/ 24 July 2007

Christian pilgrimage holds strong in Islamic Iran

The tents of thousands of pilgrims dot the hillside, the air is heavy with the scent of incense and the sounds of the church bell toll across the valley.

This is the Armenian Christian pilgrimage marking the feast of the first-century missionary, St Thaddeus, deep in the north-western mountains of the Islamic Republic of Iran.

Every summer for the past half century, thousands of Armenian pilgrims from Iran and beyond have descended on the remote Qareh Kelisa (black church) for three days of worship and relaxation with fellow Armenians.

It may seem remarkable that such a tradition holds strong in one of the world’s most strictly Islamic countries, but Iran is home to hundreds of thousands of Armenians and a string of historically important churches.

”This is a gathering point which brings people together in one place. It creates solidarity among Armenians from both inside and outside Iran and is the most important date in the calendar,” said Hayk Norouzian, a handicrafts dealer from Tehran.

This year up to 4 000 pilgrims, mainly from Iran, neighbouring Armenia and Arab countries with important Armenian populations like Lebanon and Syria, have pitched their tents on the hillside to mark the event.

They filled the church — Iran’s most important Christian monument which dates back to early decades of the faith — for the climax of the weekend, a church service attended by the patriarchs of Tehran and Tabriz.

”The most important thing is that in a Muslim nation we have preserved this church,” said Ani (32), a female computer scientist and choir singer.

”In Turkey, some Armenian churches have been ruined. It is a point of pride that in this country we have this church. The government of Iran values it and appreciates it,” she said.

The church, built on the site of St Thaddeus’s grave after he was slain by a pagan king, has withstood over one-and-a-half millennia of wars and earthquakes to dominate this landscape.

Its distinctively Armenian pyramidal cupolas and mighty defensive walls perch on a mountain ridge in the north of Iran’s West Azarbaijan province, just 25km from the border with Turkey.

But the pilgrimage is not only about religion — it also offers Armenians separated by national borders the chance to come together and celebrate their culture without any interference.

It’s only 9am but the early morning chatter of the pilgrims emerging from their tents is joined by joyful sounds of an accordion that has struck up, accompanied by a drum.

Arms aloft, two other men surround the musicians in a traditional dance, joined immediately by two women who kick their legs and twirl their hands in time to the music.

‘We are free here’

The authorities allow the Armenians considerable freedom in celebrating the ritual and the Islamic dress rules that everyone normally has to obey in public in Iran are relaxed.

Women walk around in T-shirts without the headscarves that are obligatory everywhere else in Iran, although they cover their heads in church.

”We are free here to make our prayers and do as we wish. The government organisations help us to feel really free. Nobody bothers us here,” said Gevrok Vartanian, one of two MPs who represent Iranian Armenians in Parliament.

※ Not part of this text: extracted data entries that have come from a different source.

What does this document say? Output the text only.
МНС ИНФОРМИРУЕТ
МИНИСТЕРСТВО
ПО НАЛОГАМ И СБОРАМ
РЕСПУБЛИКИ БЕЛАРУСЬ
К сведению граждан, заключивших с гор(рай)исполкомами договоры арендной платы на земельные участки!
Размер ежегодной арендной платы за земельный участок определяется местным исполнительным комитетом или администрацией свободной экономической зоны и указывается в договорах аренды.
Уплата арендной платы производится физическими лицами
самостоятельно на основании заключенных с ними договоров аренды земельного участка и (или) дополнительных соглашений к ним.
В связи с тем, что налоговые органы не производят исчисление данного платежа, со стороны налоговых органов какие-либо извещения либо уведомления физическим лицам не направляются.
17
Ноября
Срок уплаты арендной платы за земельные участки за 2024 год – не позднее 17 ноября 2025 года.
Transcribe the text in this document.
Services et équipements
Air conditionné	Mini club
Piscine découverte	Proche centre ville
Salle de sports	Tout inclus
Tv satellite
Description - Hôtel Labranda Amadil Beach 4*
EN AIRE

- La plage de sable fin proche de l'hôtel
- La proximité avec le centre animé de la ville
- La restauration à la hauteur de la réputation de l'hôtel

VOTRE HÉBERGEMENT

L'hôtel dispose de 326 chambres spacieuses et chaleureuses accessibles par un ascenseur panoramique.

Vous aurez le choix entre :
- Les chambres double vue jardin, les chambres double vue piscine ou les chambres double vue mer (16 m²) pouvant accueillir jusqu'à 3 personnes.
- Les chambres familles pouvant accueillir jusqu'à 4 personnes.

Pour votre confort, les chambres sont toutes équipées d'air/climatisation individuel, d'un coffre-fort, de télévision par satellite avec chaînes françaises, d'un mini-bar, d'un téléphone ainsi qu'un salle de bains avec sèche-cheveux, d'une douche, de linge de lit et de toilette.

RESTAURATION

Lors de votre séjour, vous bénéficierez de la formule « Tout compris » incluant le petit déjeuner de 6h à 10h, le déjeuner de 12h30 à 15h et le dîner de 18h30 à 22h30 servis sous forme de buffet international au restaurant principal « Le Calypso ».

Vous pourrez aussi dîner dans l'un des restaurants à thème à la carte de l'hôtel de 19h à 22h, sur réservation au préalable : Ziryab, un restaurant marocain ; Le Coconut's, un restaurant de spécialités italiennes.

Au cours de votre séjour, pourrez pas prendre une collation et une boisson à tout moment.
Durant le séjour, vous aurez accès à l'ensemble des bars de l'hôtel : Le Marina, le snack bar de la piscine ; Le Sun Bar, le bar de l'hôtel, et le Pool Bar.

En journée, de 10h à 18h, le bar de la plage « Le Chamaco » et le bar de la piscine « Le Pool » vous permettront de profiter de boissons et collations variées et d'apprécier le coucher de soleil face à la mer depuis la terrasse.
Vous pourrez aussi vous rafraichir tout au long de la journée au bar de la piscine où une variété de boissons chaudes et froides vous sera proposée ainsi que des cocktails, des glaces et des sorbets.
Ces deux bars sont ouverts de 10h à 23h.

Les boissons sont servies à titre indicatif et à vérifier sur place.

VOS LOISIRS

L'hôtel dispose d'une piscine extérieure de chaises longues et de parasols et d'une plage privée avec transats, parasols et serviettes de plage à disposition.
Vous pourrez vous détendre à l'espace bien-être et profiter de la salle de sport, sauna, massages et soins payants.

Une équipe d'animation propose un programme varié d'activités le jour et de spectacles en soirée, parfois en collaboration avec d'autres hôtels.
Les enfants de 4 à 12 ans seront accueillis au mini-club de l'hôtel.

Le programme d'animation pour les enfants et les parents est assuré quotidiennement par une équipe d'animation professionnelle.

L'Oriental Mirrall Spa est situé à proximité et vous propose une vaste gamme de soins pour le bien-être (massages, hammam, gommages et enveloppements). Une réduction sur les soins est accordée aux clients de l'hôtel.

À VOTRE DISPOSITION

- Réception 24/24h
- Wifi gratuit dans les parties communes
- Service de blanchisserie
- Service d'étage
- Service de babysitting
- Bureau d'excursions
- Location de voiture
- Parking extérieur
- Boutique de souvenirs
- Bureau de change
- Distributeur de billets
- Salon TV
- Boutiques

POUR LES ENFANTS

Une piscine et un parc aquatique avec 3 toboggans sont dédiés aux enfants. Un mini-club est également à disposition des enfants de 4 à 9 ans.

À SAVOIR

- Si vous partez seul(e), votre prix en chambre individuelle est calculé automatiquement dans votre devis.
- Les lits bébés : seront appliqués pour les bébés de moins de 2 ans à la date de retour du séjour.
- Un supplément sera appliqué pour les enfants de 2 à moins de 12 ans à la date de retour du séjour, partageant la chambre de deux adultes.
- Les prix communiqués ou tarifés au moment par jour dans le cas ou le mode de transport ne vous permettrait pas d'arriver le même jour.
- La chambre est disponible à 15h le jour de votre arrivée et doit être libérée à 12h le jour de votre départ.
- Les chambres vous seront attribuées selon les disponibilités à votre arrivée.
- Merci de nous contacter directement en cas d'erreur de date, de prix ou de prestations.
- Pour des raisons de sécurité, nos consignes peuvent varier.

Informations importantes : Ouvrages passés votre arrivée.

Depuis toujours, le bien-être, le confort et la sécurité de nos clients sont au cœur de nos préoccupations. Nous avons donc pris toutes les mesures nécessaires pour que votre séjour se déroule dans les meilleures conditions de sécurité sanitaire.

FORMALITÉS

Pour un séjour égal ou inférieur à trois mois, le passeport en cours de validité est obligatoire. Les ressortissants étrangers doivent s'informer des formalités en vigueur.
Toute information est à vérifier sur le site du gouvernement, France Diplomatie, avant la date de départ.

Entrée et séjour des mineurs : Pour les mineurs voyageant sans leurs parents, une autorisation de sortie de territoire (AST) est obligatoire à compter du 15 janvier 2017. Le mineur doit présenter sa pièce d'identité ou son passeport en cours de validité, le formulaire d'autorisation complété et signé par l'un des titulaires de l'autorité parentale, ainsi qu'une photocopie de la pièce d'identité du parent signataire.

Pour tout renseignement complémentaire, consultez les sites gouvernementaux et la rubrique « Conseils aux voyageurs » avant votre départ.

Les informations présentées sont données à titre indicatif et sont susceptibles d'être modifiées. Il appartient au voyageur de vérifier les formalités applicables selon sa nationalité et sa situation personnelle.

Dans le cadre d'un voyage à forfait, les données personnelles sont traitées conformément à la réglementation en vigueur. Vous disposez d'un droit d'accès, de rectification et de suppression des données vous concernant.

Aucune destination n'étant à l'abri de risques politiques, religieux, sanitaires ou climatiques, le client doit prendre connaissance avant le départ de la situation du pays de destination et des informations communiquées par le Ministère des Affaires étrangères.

It is not possible for Muslims to attend the pilgrimage without a special reason. Checks are carried out by Armenian staff on the only road into the church where local government officials are also in attendance.

Beyond that line, visitors enter, for that weekend at least, a distinctively Armenian Christian world.

”People come here from all over the world for this ceremony. We welcome all Christian people,” said Vartanian.

”The authorities carry out this work of separation in order for us to be free,” he added.

The campers play Armenian ”rabiz” music and have brought copious amounts of food to indulge in one of the most Armenian of passions — the ”khorovats”, or open-air barbecue.

”What I like is that our youth comes here regardless of whether their main purpose is religious, historical or social. People get to know one another here,” said Rene Ahour, a freelance filmmaker from Tehran.

Iran has always emphasised it gives its Christian, Jewish and Zoroastrian religious minorities full freedom of worship, although large numbers from these communities have emigrated abroad in recent years.

The presence of Armenians in northern Iran dates back thousands of years and Persian Shah Abbas famously brought hundreds of Armenian craftsmen to his imperial capital of Isfahan in the 17th century.

The entrance to Qareh Kelisa is adorned with pictures of two Armenian patriarchs flanking images of Iran’s modern leaders — President Mahmoud Ahmadinejad, supreme leader Ayatollah Ali Khamenei and late revolutionary leader Ayatollah Ruhollah Khomeini.

But an official message pinned to the church from the Lebanon-based head of the Armenian church, Catholicos of Cilicia Aram I, emphasised the foremost importance of the ritual.

”Our religion and our culture are interwoven together and must be preserved. By being Christian, Armenians have preserved their strength throughout history. This pilgrimage should be looked upon as a duty to keep Armenian unity.”